Francis Kayiwa wrote:

IMHO good open source software is driven by people with an itch to fix. The community develops and can be cultivated around this itch rather than "world domination". The project _MUST_ well documented [0] ideally actively maintained. The support of this software will mostly be taken care of with good documentation.


If your organization has local development capacity, and is willing to use it to meet a need, and is confident they will have the capacity to maintain the software as long as it's needed (which may be short or long-term) -- that's great. (Or if you personally have development capacity, and your organization is hands-off enough to let you get away with it. :) ).

And we defintiely do need more library organizations with development capacity that choose to use it on open source start-ups. That is indeed how succesful projects start. (And in a related but different topic, I think succesful software is seldom designed by committee).
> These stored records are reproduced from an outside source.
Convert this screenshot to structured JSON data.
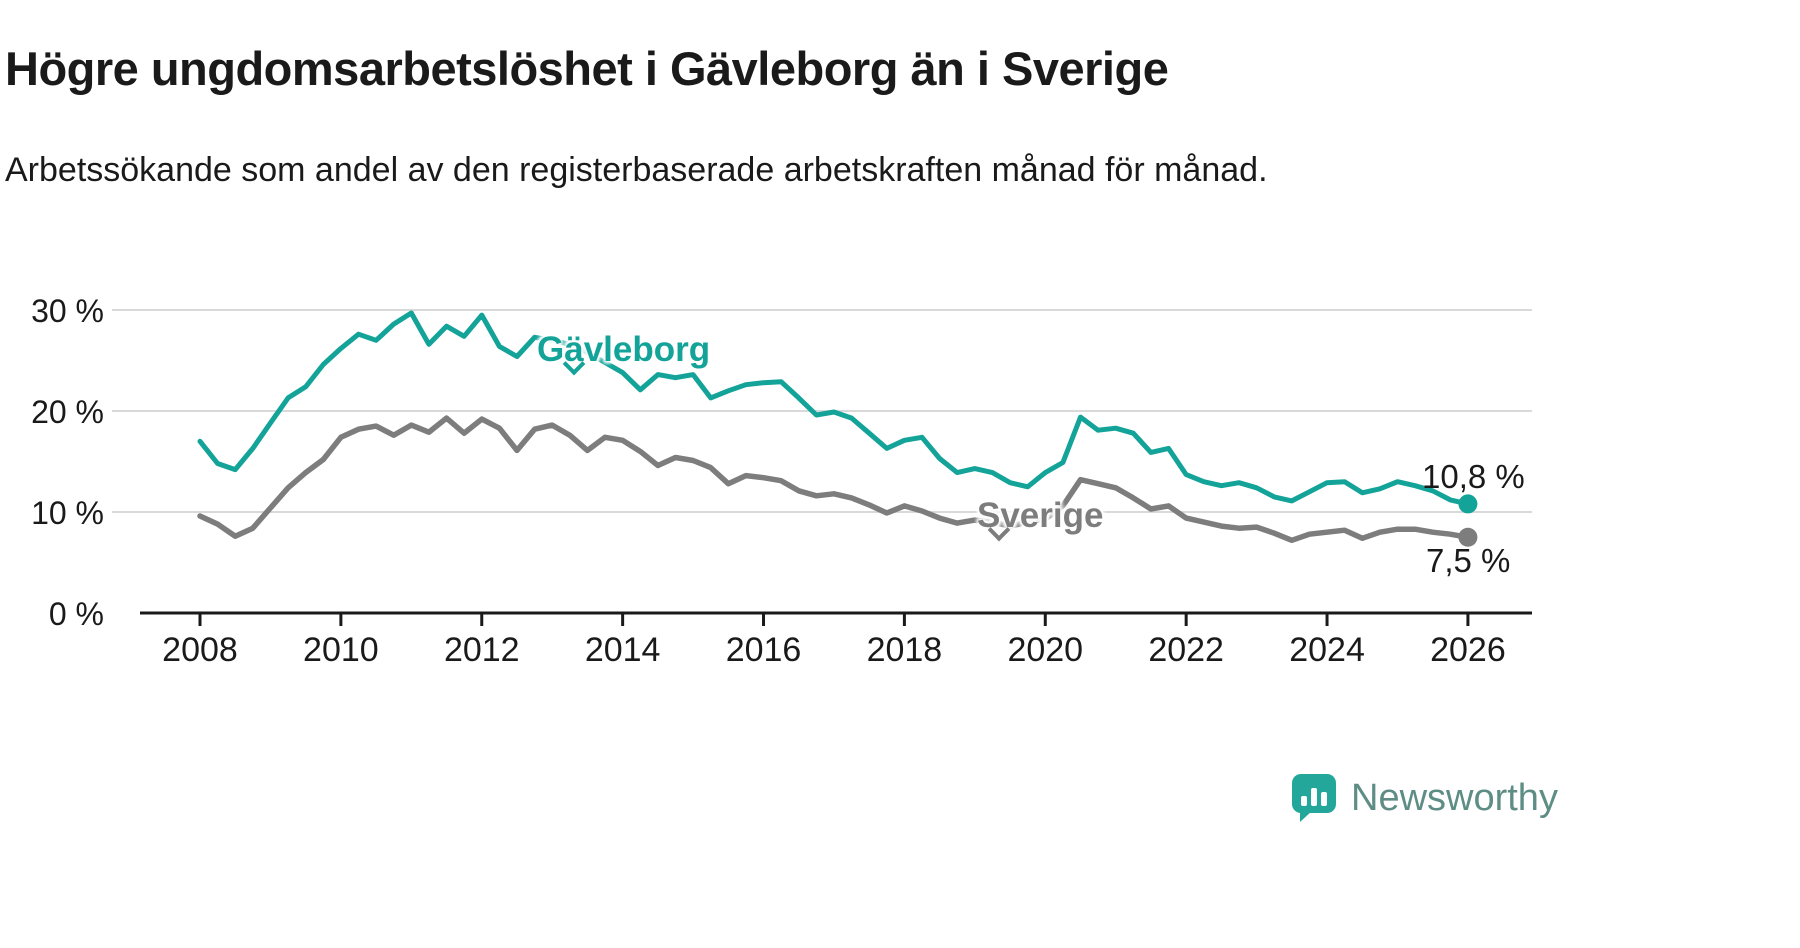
{
  "chart_data": {
    "type": "line",
    "title": "Högre ungdomsarbetslöshet i Gävleborg än i Sverige",
    "subtitle": "Arbetssökande som andel av den registerbaserade arbetskraften månad för månad.",
    "x_unit": "year",
    "x_start": 2008,
    "x_step": 0.25,
    "xticks": [
      2008,
      2010,
      2012,
      2014,
      2016,
      2018,
      2020,
      2022,
      2024,
      2026
    ],
    "yticks": [
      0,
      10,
      20,
      30
    ],
    "ytick_labels": [
      "0 %",
      "10 %",
      "20 %",
      "30 %"
    ],
    "ylim": [
      0,
      31
    ],
    "xlim": [
      2007,
      2026.9
    ],
    "grid": "horizontal",
    "legend": "inline-labels",
    "series": [
      {
        "name": "Gävleborg",
        "color": "#13a399",
        "end_label": "10,8 %",
        "end_value": 10.8,
        "values": [
          17.0,
          14.8,
          14.2,
          16.3,
          18.8,
          21.3,
          22.4,
          24.6,
          26.2,
          27.6,
          27.0,
          28.6,
          29.7,
          26.6,
          28.4,
          27.4,
          29.5,
          26.4,
          25.4,
          27.3,
          27.0,
          26.6,
          25.8,
          24.8,
          23.8,
          22.1,
          23.6,
          23.3,
          23.6,
          21.3,
          22.0,
          22.6,
          22.8,
          22.9,
          21.3,
          19.6,
          19.9,
          19.3,
          17.8,
          16.3,
          17.1,
          17.4,
          15.3,
          13.9,
          14.3,
          13.9,
          12.9,
          12.5,
          13.9,
          14.9,
          19.4,
          18.1,
          18.3,
          17.8,
          15.9,
          16.3,
          13.7,
          13.0,
          12.6,
          12.9,
          12.4,
          11.5,
          11.1,
          12.0,
          12.9,
          13.0,
          11.9,
          12.3,
          13.0,
          12.6,
          12.1,
          11.2,
          10.8
        ]
      },
      {
        "name": "Sverige",
        "color": "#7d7d7d",
        "end_label": "7,5 %",
        "end_value": 7.5,
        "values": [
          9.6,
          8.8,
          7.6,
          8.4,
          10.4,
          12.4,
          13.9,
          15.2,
          17.4,
          18.2,
          18.5,
          17.6,
          18.6,
          17.9,
          19.3,
          17.8,
          19.2,
          18.3,
          16.1,
          18.2,
          18.6,
          17.6,
          16.1,
          17.4,
          17.1,
          16.0,
          14.6,
          15.4,
          15.1,
          14.4,
          12.8,
          13.6,
          13.4,
          13.1,
          12.1,
          11.6,
          11.8,
          11.4,
          10.7,
          9.9,
          10.6,
          10.1,
          9.4,
          8.9,
          9.2,
          9.0,
          8.6,
          9.0,
          9.3,
          10.6,
          13.2,
          12.8,
          12.4,
          11.4,
          10.3,
          10.6,
          9.4,
          9.0,
          8.6,
          8.4,
          8.5,
          7.9,
          7.2,
          7.8,
          8.0,
          8.2,
          7.4,
          8.0,
          8.3,
          8.3,
          8.0,
          7.8,
          7.5
        ]
      }
    ],
    "axis_color": "#1a1a1a",
    "gridline_color": "#d9d9d9"
  },
  "branding": {
    "logo_text": "Newsworthy",
    "logo_color": "#24a79b"
  }
}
But if you're an IT staff of one who isn't a programmer, it may or may not make sense to adopt an immature project. That's up to such a person to decide -- and if they aren't taking into account the balance of software maturity and local development capacity, I think they're making a mistake. If such a person does so without realizing the factors and risks involved, then if things don't go well (as I think they often will not), odds are someone will end up blaming 'open source'. This does not do the 'open source' cause any good. Maturity of a product and it's community is ONE of several factors to be considered in evaluating an open source project, and should be balanced against the potential benefit of the product, with local capacities factored in. It's just one of several factors, but it's an important one, and I think it's really a disservice to try to convince people it's not.